Data-driven inpainting for full-part temperature monitoring in additive manufacturing
Journal of Manufacturing Systems, 2024
bib
Understanding the temperature history over a part during additive manufacturing (AM) is important for optimizing the process and ensuring product quality, as temperature impacts melt pool geometry, defect formation, and microstructure evolution. While in-process temperature monitoring holds promise for evaluating the part quality, existing thermal sensors used in AM provide only partial measurements of the temperature distribution over the part. In this work, we introduce an innovative approach for reconstructing the complete temperature profile using partial data.

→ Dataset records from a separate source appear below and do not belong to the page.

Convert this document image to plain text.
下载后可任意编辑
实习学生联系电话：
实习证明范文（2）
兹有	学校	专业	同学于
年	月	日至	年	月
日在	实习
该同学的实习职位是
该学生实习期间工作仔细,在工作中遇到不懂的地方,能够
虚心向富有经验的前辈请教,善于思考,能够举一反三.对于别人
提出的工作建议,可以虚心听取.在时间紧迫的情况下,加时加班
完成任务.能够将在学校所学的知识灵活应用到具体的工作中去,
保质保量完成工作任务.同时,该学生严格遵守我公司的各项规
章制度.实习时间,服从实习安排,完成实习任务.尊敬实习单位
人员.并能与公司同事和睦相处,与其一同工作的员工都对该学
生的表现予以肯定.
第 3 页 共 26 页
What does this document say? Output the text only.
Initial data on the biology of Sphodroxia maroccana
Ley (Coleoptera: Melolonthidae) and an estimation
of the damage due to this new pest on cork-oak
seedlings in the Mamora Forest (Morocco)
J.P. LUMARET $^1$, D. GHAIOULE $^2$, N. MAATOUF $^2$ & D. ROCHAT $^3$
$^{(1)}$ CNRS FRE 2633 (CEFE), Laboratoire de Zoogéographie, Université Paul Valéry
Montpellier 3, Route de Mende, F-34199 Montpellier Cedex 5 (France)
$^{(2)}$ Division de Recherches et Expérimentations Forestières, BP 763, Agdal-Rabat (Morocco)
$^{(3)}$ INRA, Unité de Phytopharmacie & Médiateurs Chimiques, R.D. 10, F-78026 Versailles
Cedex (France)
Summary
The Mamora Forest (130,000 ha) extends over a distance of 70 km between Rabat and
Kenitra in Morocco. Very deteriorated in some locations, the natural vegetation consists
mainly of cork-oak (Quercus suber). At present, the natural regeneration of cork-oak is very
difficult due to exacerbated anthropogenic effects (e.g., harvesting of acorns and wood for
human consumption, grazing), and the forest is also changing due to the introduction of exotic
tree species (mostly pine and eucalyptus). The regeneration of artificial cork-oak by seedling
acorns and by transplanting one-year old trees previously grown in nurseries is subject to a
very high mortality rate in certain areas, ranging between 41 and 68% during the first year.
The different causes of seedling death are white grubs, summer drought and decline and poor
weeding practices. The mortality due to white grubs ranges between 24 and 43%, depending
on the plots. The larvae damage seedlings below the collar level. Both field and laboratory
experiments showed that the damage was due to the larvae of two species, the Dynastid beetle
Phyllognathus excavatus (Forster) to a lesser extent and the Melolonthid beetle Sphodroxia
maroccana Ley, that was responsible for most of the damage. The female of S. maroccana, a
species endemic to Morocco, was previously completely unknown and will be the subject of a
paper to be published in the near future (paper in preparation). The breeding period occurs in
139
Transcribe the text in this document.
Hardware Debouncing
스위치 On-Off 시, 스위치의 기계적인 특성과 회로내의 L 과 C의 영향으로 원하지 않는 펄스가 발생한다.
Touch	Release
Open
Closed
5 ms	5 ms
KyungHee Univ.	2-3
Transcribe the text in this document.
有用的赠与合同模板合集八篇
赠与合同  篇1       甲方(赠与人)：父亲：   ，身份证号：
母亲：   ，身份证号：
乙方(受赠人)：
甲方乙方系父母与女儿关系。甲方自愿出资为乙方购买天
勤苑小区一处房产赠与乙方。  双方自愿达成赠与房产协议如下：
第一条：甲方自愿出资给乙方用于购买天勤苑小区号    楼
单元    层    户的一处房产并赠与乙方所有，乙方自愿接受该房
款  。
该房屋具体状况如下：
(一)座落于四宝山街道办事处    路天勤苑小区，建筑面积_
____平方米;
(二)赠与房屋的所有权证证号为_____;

We formulate this challenge as an inpainting problem, a canonical task in machine learning which entails recovering missing information across a spatial domain. We present a data-driven model based on graph convolutional neural networks. To train the inpainting model, we employ a finite element simulation to generate a diverse dataset of temperature histories for various part geometries. Cross-validation indicates that the inpainting model accurately reconstructs the spatial distribution of part temperature with strong generalizability across various geometries. Further application to experimental data using infrared camera measurements shows that the model accuracy could be improved by augmenting the training data with simulation data that shares process parameters and geometry with the experimental part. By presenting a solution to the temperature inpainting problem, our approach not only improves the assessment of part quality using partial measurements but also paves the way for the creation of a temperature digital twin of the part using thermal sensors.